West Virginia prisons are at capacity and are unable to house approximately 6,600 people sentenced to the West Virginia Division of Corrections (DOC) facilities. To compensate for the growing population, DOC has increased its reliance on regional jails, with about 1,800 DOC inmates currently being held in regional jail facilities.
"The fact that officials from the leadership of each branch of government and both political parties have signed onto this comprehensive study speaks volumes about the seriousness and urgency of this complex problem," House Speaker Rick Thompson said. "Because of the shortage in prison space, many inmates are being housed in facilities that lack the treatment and services that help people avoid committing new offenses once released. Hopefully this initiative will identify strategies to connect offenders with the services they need so that they don't continue to cycle through our courtrooms and correctional facilities."
"There's consensus amongst legislators that something needs to be done to reduce prison overcrowding in West Virginia," said Senate Minority Leader Mike Hall. "The bipartisan nature of the initiative will allow us to collaborate in developing policy options that transcend politics, even in an election year. All of us are committed to protecting the public while reducing correctional costs to taxpayers."

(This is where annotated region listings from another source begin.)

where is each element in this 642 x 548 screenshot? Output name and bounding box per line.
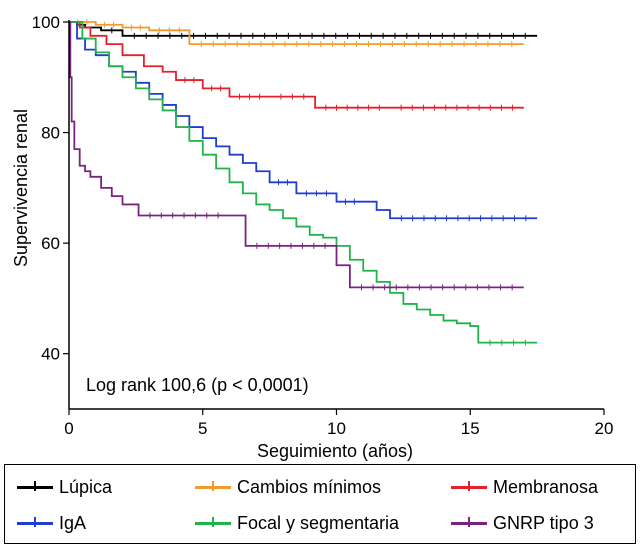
legend-label: Focal y segmentaria — [237, 512, 400, 533]
x-tick-label: 5 — [198, 419, 207, 438]
legend-label: Lúpica — [59, 476, 113, 497]
censor-marks — [111, 27, 526, 39]
series-line — [69, 21, 538, 37]
legend-label: Membranosa — [493, 476, 599, 497]
series-line — [69, 21, 538, 344]
legend-item-lupica: Lúpica — [17, 475, 112, 499]
legend: Lúpica Cambios mínimos Membranosa IgA Fo… — [4, 464, 636, 544]
series-line — [69, 21, 538, 220]
survival-chart: 40 60 80 100 0 5 10 15 20 Supervivencia renal Se… — [11, 13, 614, 461]
legend-item-membranosa: Membranosa — [451, 475, 598, 499]
series-line — [69, 21, 524, 109]
censor-marks — [77, 19, 513, 48]
censor-marks — [149, 212, 513, 291]
legend-label: Cambios mínimos — [237, 476, 382, 497]
legend-swatch — [451, 516, 487, 530]
y-tick-label: 40 — [41, 345, 60, 364]
y-tick-label: 100 — [32, 13, 60, 32]
series-line — [69, 21, 524, 46]
x-tick-label: 15 — [461, 419, 480, 438]
legend-item-focal-segmentaria: Focal y segmentaria — [195, 511, 399, 535]
x-axis-title: Seguimiento (años) — [257, 441, 413, 461]
legend-label: IgA — [59, 512, 87, 533]
legend-item-gnrp-tipo-3: GNRP tipo 3 — [451, 511, 594, 535]
legend-swatch — [451, 480, 487, 494]
x-tick-label: 0 — [64, 419, 73, 438]
y-axis-title: Supervivencia renal — [11, 109, 31, 267]
censor-marks — [489, 339, 526, 346]
y-tick-label: 80 — [41, 124, 60, 143]
axes-layer: 40 60 80 100 0 5 10 15 20 — [32, 13, 614, 438]
legend-item-cambios-minimos: Cambios mínimos — [195, 475, 381, 499]
legend-item-iga: IgA — [17, 511, 86, 535]
censor-marks — [184, 77, 514, 111]
log-rank-annotation: Log rank 100,6 (p < 0,0001) — [86, 375, 309, 395]
legend-swatch — [17, 480, 53, 494]
y-tick-label: 60 — [41, 234, 60, 253]
legend-swatch — [195, 480, 231, 494]
legend-swatch — [195, 516, 231, 530]
x-tick-label: 10 — [327, 419, 346, 438]
censor-marks — [278, 179, 527, 222]
series-line — [69, 21, 524, 289]
legend-label: GNRP tipo 3 — [493, 512, 594, 533]
x-tick-label: 20 — [595, 419, 614, 438]
series-layer — [69, 19, 538, 346]
legend-swatch — [17, 516, 53, 530]
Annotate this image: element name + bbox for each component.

The Justice Reinvestment approach conducted by the CSG Justice Center and other technical assistance providers has provided similar data-driven analyses and policy options to state leaders in more than two dozen states including Kentucky, a state that was similarly confronted with spending hundreds of millions of dollars to house a growing correctional population. Last year, Justice Reinvestment resulted in the enactment of policies projected to save Kentucky taxpayers $422 million over 10 years with half of the savings being reinvested in efforts to reduce recidivism.
"The Justice Reinvestment approach has had a measureable impact on reducing both crime and corrections costs for states across the country," said Denise O'Donnell, Director of the Bureau of Justice Assistance at the U.S. Department of Justice. "By establishing a Work Group that is both bipartisan and inter-branch, West Virginia has laid the foundation for building policy options that will deliver improved criminal justice outcomes at less cost."

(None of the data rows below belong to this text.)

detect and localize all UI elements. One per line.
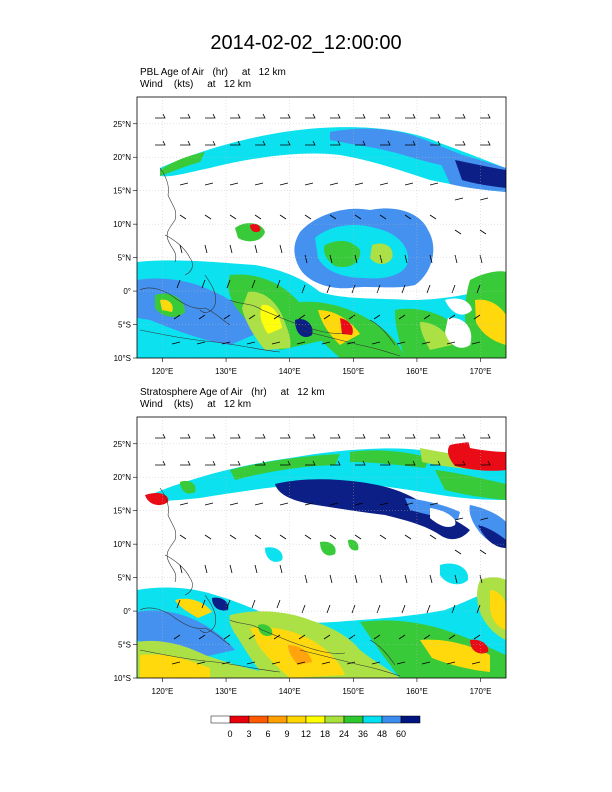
- panel-2-coastlines: [139, 487, 401, 677]
- colorbar-label: 0: [227, 729, 232, 739]
- panel-2-field: [137, 437, 506, 678]
- colorbar-swatch: [305, 715, 326, 724]
- page-title: 2014-02-02_12:00:00: [210, 32, 402, 54]
- panel-2-lat-label: 5°S: [118, 641, 131, 650]
- panel-2-lat-label: 5°N: [118, 574, 132, 583]
- colorbar-swatch: [400, 715, 421, 724]
- panel-1-lon-label: 160°E: [406, 367, 428, 376]
- panel-2-lon-label: 170°E: [470, 687, 492, 696]
- colorbar-label: 3: [246, 729, 251, 739]
- panel-1-wind-barbs: [155, 113, 491, 345]
- panel-1-lon-label: 150°E: [342, 367, 364, 376]
- colorbar-label: 36: [358, 729, 368, 739]
- panel-2-lon-label: 160°E: [406, 687, 428, 696]
- colorbar-swatch: [324, 715, 345, 724]
- panel-1-lat-label: 5°N: [118, 254, 132, 263]
- panel-2-lon-label: 130°E: [215, 687, 237, 696]
- colorbar-swatch: [362, 715, 383, 724]
- colorbar-label: 48: [377, 729, 387, 739]
- colorbar-label: 18: [320, 729, 330, 739]
- panel-1-lat-label: 20°N: [113, 153, 131, 162]
- panel-2-lat-label: 20°N: [113, 473, 131, 482]
- colorbar-label: 9: [284, 729, 289, 739]
- panel-1-wind-label: Wind (kts) at 12 km: [140, 79, 252, 90]
- panel-2-lon-label: 140°E: [279, 687, 301, 696]
- panel-2-wind-label: Wind (kts) at 12 km: [140, 399, 252, 410]
- panel-1-lat-label: 25°N: [113, 120, 131, 129]
- panel-2-lon-label: 150°E: [342, 687, 364, 696]
- panel-1-lat-label: 10°S: [114, 354, 131, 363]
- panel-2-map: [137, 433, 506, 678]
- panel-1-map: [137, 113, 506, 358]
- colorbar-label: 6: [265, 729, 270, 739]
- panel-1-lat-label: 0°: [123, 287, 131, 296]
- panel-1-lon-label: 130°E: [215, 367, 237, 376]
- panel-1-axis-ticks: 25°N 20°N 15°N 10°N 5°N 0° 5°S 10°S 120°E 130°E 14…: [113, 120, 491, 376]
- colorbar-label: 60: [396, 729, 406, 739]
- panel-2-lat-label: 25°N: [113, 440, 131, 449]
- panel-1-lat-label: 15°N: [113, 187, 131, 196]
- panel-2-wind-barbs: [155, 433, 491, 665]
- panel-1-field: [137, 127, 506, 358]
- panel-1-lat-label: 10°N: [113, 220, 131, 229]
- panel-2-lat-label: 0°: [123, 607, 131, 616]
- panel-2-lat-label: 10°N: [113, 540, 131, 549]
- colorbar-swatch: [248, 715, 269, 724]
- panel-2-frame: [136, 416, 507, 679]
- colorbar-swatch: [267, 715, 288, 724]
- colorbar-label: 24: [339, 729, 349, 739]
- panel-1-frame: [136, 96, 507, 359]
- panel-2-lon-label: 120°E: [152, 687, 174, 696]
- panel-2-lat-label: 15°N: [113, 507, 131, 516]
- colorbar-swatch: [343, 715, 364, 724]
- panel-2-axis-ticks: 25°N 20°N 15°N 10°N 5°N 0° 5°S 10°S 120°E 130°E 14…: [113, 440, 491, 696]
- panel-1-coastlines: [139, 167, 401, 357]
- panel-1-lat-label: 5°S: [118, 321, 131, 330]
- panel-1-lon-label: 120°E: [152, 367, 174, 376]
- colorbar: 0 3 6 9 12 18 24 36 48 60: [210, 715, 421, 739]
- panel-2-field-label: Stratosphere Age of Air (hr) at 12 km: [140, 387, 325, 398]
- panel-1-lon-label: 140°E: [279, 367, 301, 376]
- colorbar-swatch: [210, 715, 231, 724]
- panel-1-lon-label: 170°E: [470, 367, 492, 376]
- colorbar-swatch: [229, 715, 250, 724]
- panel-1-field-label: PBL Age of Air (hr) at 12 km: [140, 67, 286, 78]
- colorbar-label: 12: [301, 729, 311, 739]
- panel-2-lat-label: 10°S: [114, 674, 131, 683]
- colorbar-swatch: [286, 715, 307, 724]
- colorbar-swatch: [381, 715, 402, 724]
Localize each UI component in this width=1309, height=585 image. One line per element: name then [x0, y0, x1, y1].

"States across the country are making dramatic changes to their sentencing and corrections policies that shift lower-risk offenders from prisons to more effective, less expensive alternatives," said Adam Gelb, director of the Public Safety Performance Project of the Pew Center on the States. "With this new effort, West Virginia's leaders from both parties and all branches of government are taking an important step toward getting taxpayers a better public safety return on their investment in corrections." To learn more about the justice reinvestment strategy in West Virginia and other states, please visit http://justicereinvestment.org/.
The CSG Justice Center's Justice Reinvestment Initiative to address corrections spending and public safety is a partnership with the Public Safety Performance Project of The Pew Center on the States, with additional support to CSG from the Bureau of Justice Assistance, U.S. Department of Justice. These efforts have provided similar data-driven analyses and policy options to state leaders in 16 other states.
The Council of State Governments Justice Center is a national nonprofit organization that serves policymakers at the local, state, and federal levels from all branches of government. The Justice Center provides practical, nonpartisan advice and consensus-driven strategies--informed by available evidence--to increase public safety and strengthen communities.